Large glasses would not be so bad if the restaurants could measure lesser amounts into them, but wine should not me thrust from pillar to post, poured into some dirty measuring vessel prior to landing in a glass lagoon. You have to end up with a variety of those unpleasant plimsoll lines on the side of the glass, a bit like drinking a urine sample from a beaker.

The radio telescopes behind me I had safely negotiated the farm. My touring bike and I arrived at work looking like the homemade wonky windswept muffin (bloody fan assisted ovens), that I plucked out of my pannier to accompany my early morning cup of tea.

Friday, February 08, 2008

Dirty Dancing

I want to talk about bubbles. Those impossibly perfect packets of joy that make Champagne so beautiful.

They have a violent history, as Champagne bottles did not used to be so strong. Forgetting to wear an iron mask for trips to a Champagne cellar could be likened to walking into an inner city after dark without a stab vest. Thankfully a Benedictine monk called Dom Perignon helped design better bottles, and invented the metal cage keeping the cork secure.

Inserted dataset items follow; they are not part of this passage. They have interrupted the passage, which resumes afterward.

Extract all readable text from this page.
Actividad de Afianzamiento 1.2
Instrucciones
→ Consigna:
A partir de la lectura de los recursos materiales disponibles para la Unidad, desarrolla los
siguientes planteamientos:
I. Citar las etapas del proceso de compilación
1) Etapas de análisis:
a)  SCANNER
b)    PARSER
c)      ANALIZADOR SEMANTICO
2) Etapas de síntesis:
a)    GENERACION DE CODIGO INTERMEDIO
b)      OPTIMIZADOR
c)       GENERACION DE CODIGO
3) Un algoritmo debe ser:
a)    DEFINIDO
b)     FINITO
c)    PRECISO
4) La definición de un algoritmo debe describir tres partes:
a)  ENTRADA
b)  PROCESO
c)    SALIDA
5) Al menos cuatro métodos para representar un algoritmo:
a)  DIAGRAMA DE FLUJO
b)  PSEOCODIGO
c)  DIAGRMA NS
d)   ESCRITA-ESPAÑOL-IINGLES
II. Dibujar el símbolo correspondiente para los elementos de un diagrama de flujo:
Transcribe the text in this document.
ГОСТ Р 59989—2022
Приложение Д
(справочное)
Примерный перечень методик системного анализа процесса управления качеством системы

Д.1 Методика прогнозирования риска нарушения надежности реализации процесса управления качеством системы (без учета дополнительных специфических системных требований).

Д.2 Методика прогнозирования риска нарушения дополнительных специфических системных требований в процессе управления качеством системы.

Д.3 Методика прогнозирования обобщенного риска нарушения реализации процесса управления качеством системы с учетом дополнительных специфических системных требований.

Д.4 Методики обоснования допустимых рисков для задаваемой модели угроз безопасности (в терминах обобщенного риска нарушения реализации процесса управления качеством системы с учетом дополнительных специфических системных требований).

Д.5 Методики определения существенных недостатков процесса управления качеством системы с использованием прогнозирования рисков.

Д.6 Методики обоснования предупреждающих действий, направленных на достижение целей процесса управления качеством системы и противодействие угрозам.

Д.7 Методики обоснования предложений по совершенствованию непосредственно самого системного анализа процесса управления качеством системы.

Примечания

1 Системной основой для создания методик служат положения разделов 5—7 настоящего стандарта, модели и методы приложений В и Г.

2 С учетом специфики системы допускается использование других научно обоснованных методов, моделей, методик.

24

I don't know about you, but whenever I take the cage off the cork, my eyes start to water, like I just have pulled the pin from a hand grenade.

So how do you get the bubbles into quality Champagne?

You basically add some yeast and sugar to the bottle and put on a crown cap. This promotes secondary fermentation, and therefore carbon dioxide. You leave the bottle for at least 15 months which produces lots of detritus.

To remove the muck, the bottle is subjected to an eccentric process called riddling. It involves clever dance choreography slowly forcing the sediment to the neck of the bottle, where it is frozen and removed. Often a little sugar is added at this point, just before the cork is applied.

The carbon dioxide is mostly dissolved in the liquid due to the bottle pressure, producing some carbonic acid. It is rudely awakened once the bottle is opened as the pressure is released. It finds itself in a glass and has an overwhelming urge to get out of the liquid. It gathers in unruly crowds either where the glass surface is irregular, or on dust particles. Once enough molecules have assembled a bubble forms caused by nature's remarkable surface tension phenomenon. When large enough it rises to the surface, contributing to global warming in its own modest way.

The stinging sensation you get on your tongue is not due to the bubbles bursting. It is actually lots of miniscule burns caused by the carbonic acid. I think I will throw my Listerine away and gargle with vintage Champagne in future, it sounds much more fun.